Pouco se sabe dos pormenores do projeto arquitetônico deste segundo templo. O decreto de Ciro autorizava a construção de certa estrutura, “sendo sua altura de sessenta côvados (c. 27 m), sua largura sessenta côvados (c.27m.), com três camadas de pedras grandes e uma camada de madeiramento”. Não se declara o comprimento (Ed 6:3, 4). A referência a três carreiras de pedras, possivelmente seja à construção do muro ao redor do interior do átrio do templo de Salomão (1 Rs 6.36).[1] Tinha refeitórios e salas de armazenagem (Ne 13:4, 5) e, sem dúvida, tinha câmaras no teto, e, possivelmente, havia outros prédios relacionados com ele, seguindo as mesmas linhas que o templo de Salomão.

A construção foi atrasada por oposição física e legal dos adversários dos judeus (Ed 4.6). A oposição física tentou impedir o transporte dos materiais vindos das terras vizinhas (Ag 1.8), e importunação dos construtores.
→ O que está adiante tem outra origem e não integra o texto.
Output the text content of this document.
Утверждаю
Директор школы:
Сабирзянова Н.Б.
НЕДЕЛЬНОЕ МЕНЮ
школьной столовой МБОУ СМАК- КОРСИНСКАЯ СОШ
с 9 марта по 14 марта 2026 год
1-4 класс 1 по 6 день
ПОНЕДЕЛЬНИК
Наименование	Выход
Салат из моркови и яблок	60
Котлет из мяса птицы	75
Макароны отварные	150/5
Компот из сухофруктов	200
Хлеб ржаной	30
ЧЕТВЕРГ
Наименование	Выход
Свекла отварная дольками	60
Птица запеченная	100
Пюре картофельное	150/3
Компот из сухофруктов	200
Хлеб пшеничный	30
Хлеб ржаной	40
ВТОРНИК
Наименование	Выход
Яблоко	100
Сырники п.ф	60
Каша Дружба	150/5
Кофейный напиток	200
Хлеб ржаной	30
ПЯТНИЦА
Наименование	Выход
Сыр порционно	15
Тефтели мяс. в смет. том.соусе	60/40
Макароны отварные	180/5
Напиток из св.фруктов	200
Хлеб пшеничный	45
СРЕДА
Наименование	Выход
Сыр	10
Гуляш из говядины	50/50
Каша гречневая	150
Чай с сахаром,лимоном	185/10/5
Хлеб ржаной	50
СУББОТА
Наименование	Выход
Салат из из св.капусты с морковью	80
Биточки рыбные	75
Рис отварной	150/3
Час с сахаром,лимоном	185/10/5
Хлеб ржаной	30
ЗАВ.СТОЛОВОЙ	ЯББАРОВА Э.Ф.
Este segundo templo não continha a arca do pacto, que parece ter desaparecido antes de Nabucodonosor ter capturado e saqueado o templo de Salomão, em 607 a.C. Segundo o relato no livro apócrifo de I Macabeus 1:21-24, 57; 4:38, 44-51 havia um único candelabro nele, em vez dos dez que havia no templo de Salomão; mencionam-se o altar de ouro, a mesa dos pães da proposição e os vasos, bem como o altar da oferta queimada que, em vez de ser de cobre, como era no templo de Salomão, é descrito aqui como sendo de pedra. Este altar, depois de ser maculado pelo Rei Antíoco Epifânio (em 168 a.C), foi reconstruído com pedras novas sob a direção de Judas Macabeu.

No século I a.C., Herodes o Grande ordena uma remodelação ao templo, considerada por muitos judeus como uma profanação, com o propósito de agradar a César, tendo construído num dos vértices da muralha a Fortaleza Antônia, uma guarnição romana que dava acesso direto ao interior do pátio do templo. Certos autores designam o templo após esta intervenção por "Terceiro Templo". Não se podia mudar a arquitetura do templo, Deus havia dado o modelo a Davi, e ordenou que se seguisse o modelo pré-determinado por Ele. A mudança que Herodes fez simbolizava uma profanação para os judeus.

 Escadas do templo de Zorobabel

As afirmações da vida em aliança incluíam a construção de uma casa de adoração como afirmação e testemunho da fé do povo em Deus e como fonte de fortalecimento para a obediência.[2]  Os esforços de Ageu e Zacarias eram no sentido de despertar no povo a consciência dos deveres da vida em aliança com Deus.

A comparação entre o segundo templo e o primeiro era desnecessária e equivocada, pois a sua construção era a garantia da obra redentora de Deus entre os homens. Apesar da aparente mediocridade da obra, Deus continuava a executar o plano salvador na história da redenção. Por causa desse simbolismo e propósito redentor a obra não deveria ser paralisada e nem desprezada como medíocre e irrelevante (Zc 4.9,10). Deus consola a Zorobabel e o fortalece para compreender que seu trabalho seria um selo do triunfo da graça de Deus frente a todos os obstáculos.

O significado escatológico do templo é apresentado em Zacarias 6.12ss, o sacerdócio de Josué simbolizava o renovo, a descendência de Davi que se constituiria o templo de Yaveh, que é Cristo e que habitaria com o seu povo (Jo 2.21; Mt 16.18).

Fontes:
Enciclopédia da Bíblia Cultura Cristã, ECC.




[1] H. G. Stigers. Templo de Jerusalém, in: Enciclopédia da Bíblia Cultura Cristã, vol. 5, p.799.
[2] H. G. Stigers. Templo de Jerusalém, in: Enciclopédia da Bíblia Cultura Cristã, vol. 5, p.799.